A bank reconciliation statement is an accounting statement prepared at the end of the bank reconciliation process. So, what is bank reconciliation? In some instances, with regard to accounting standards, a company’s cash balance at the bank and its cash balance do not tally. This may be due outstanding cheques, deposits that may be in transit to the bank, errors that may have occurred, etc. So, in such instances, the companies need to consider a bank reconciliation process, which prepares an accounting statement, or in other words, a bank reconciliation statement for the difference between the cash balance that exists in the company’s cash account and the outstanding amount in the bank statement.
Few transactions that are only included at the company records and not in the bank statement are mentioned below:
• Deposits in Transit
These include the deposits made by the company that are not received by the bank at the time of bank statement preparation.
• Cheques Outstanding
These involve cheques, which are issued by the company, but not yet presented or cleared at the time of bank statement preparation.
In some instances below transactions only appear in bank statements and not in company’s cash account:
• Service Charges
These charges have been included in the bank statement, but not in the cash account prepared by the company.
• Interest Income
This amount is initially entered in the bank statement as the company is unaware of the exact amount.
• NSF Cheques
NSF refers to “not sufficient funds.” The company deposit these cheques in the bank account, but the bank is unable to claim the money as there are insufficient funds in the account.

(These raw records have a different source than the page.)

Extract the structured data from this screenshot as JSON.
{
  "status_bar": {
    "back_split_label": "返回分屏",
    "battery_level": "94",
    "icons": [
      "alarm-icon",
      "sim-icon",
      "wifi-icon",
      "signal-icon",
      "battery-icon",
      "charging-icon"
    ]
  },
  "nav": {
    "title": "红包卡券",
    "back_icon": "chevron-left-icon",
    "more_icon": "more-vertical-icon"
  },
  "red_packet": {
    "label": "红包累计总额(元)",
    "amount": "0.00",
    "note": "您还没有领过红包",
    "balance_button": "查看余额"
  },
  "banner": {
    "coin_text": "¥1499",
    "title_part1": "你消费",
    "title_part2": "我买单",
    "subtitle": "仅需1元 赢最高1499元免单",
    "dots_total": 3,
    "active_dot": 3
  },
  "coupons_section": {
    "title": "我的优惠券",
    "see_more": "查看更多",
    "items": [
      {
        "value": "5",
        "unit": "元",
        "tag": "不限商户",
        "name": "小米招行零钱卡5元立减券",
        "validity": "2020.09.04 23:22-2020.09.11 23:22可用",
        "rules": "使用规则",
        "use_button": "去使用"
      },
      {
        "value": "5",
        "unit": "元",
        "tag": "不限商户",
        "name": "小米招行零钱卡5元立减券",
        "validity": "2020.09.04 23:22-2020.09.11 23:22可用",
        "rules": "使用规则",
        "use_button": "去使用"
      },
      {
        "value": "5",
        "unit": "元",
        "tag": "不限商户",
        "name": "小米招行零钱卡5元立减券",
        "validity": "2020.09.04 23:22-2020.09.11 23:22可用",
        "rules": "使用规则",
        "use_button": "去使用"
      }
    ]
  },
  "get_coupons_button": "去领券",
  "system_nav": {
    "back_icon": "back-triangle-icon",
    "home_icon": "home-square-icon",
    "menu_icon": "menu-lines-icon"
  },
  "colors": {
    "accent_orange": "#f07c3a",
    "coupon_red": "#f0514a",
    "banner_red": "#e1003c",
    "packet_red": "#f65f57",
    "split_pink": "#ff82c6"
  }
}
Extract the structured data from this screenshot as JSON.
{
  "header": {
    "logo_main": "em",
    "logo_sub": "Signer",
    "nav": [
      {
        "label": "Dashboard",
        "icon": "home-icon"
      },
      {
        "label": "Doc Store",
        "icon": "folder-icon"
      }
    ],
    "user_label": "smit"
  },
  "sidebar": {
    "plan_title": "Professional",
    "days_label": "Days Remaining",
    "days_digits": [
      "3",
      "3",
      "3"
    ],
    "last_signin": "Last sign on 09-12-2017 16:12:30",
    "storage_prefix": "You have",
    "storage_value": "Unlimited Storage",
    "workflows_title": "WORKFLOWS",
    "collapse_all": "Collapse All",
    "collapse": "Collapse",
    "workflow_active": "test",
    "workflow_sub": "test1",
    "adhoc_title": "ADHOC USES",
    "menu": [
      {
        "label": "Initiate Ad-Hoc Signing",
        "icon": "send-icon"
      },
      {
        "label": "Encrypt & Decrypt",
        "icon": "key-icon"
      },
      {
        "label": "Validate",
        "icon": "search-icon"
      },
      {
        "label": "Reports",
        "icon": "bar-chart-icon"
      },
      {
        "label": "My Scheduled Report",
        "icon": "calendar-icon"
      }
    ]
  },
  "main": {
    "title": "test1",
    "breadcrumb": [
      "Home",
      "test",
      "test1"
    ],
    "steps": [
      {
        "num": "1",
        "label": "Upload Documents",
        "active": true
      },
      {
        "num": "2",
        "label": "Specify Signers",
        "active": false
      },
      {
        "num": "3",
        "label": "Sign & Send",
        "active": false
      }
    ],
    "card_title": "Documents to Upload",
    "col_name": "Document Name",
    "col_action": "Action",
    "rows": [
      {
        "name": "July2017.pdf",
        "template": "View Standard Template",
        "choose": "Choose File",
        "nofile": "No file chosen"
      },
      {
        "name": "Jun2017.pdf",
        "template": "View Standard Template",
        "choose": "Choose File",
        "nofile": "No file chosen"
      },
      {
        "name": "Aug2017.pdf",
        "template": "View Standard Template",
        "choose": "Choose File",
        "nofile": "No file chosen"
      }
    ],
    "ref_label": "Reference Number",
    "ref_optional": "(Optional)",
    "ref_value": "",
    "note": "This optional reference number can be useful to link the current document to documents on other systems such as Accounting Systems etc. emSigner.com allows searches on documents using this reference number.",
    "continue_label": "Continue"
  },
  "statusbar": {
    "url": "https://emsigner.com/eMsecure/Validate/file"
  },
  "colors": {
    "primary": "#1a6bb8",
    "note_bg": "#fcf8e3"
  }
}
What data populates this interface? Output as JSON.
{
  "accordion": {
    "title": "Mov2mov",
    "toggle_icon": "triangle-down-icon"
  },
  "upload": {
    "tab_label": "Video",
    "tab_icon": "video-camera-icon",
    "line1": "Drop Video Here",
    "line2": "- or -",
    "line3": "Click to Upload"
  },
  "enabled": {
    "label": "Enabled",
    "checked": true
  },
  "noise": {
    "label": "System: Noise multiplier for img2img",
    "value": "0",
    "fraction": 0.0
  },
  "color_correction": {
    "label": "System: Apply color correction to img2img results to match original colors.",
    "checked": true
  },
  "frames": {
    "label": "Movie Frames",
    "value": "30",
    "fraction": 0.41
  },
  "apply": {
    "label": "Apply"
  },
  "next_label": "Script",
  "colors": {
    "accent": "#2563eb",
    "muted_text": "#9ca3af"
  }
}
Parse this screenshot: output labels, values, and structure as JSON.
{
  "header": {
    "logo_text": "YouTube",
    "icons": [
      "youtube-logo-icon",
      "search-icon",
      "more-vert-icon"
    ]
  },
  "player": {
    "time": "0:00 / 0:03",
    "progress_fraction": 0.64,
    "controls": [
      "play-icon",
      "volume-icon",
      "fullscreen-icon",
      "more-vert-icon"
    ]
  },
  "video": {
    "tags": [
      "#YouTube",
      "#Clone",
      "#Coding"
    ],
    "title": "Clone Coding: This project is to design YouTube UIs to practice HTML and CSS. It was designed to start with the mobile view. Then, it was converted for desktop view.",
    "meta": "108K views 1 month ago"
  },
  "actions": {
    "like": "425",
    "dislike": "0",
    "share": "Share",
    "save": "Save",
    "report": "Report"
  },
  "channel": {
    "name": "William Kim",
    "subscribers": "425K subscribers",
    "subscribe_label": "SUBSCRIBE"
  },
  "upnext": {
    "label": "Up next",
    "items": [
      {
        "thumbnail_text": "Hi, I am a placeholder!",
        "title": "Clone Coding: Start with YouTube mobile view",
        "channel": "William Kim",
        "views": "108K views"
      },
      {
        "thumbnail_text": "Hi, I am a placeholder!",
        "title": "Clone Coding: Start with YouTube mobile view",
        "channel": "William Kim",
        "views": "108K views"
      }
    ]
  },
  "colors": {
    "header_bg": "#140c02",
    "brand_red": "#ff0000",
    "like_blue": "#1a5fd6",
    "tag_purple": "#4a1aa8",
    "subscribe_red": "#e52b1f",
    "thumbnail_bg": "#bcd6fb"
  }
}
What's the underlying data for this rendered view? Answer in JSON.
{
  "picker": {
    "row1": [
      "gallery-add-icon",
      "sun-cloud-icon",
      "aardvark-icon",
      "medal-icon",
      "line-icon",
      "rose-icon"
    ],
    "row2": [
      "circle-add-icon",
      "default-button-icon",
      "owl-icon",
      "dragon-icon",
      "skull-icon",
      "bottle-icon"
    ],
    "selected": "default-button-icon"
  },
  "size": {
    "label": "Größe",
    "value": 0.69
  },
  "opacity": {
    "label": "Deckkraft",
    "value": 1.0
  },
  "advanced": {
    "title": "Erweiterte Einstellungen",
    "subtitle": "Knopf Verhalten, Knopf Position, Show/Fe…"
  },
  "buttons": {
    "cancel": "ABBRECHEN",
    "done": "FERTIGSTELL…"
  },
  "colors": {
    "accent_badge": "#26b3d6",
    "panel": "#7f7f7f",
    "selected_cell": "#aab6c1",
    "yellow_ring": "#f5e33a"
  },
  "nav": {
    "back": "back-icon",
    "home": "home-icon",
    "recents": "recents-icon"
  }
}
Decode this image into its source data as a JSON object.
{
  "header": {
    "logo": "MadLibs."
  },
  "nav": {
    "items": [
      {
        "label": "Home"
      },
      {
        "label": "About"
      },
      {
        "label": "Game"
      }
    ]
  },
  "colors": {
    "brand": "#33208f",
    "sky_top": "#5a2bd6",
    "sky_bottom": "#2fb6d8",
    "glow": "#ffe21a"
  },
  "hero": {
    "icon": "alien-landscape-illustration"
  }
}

Problems associated with bank reconciliation statement
Several issues can be notified when preparing the bank reconciliation statement as stated below:
• Continuously presenting uncleared cheques
There may be a considerable amount of cheques that are not presented to the bank for a certain period or they may not be presented forever to do the payments. For some time, these may be considered as uncleared cheques, but in the long run it is required to contact the payee either to issue new ones or to avoid the old cheques.
• Cheques clear the bank after having been voided
In some situations, where the old cheque is voided to provide a replacement cheque, the payee may present the original cheque to the bank and the bank will definitely reject it. If the cheque is not voided with the bank, then it is essential to record the cheque with a credit to the cash account and a debit to indicate the reason for the payment (such as an expense account or an increase in a cash account or decrease in a liability account). By any circumstances, if the person does not cash the replacement cheque, need to void the cheque with the bank in order to avoid double payment.
• Deposited cheques are returned
There are certain situations where the bank refuses the cheque deposits as it is raised on a bank account which is situated in another country. In those situations, the accounting entry needs to be reversed by crediting the cash account to decrease the cash balance with the relevant debit entry to increase the trade receivables account.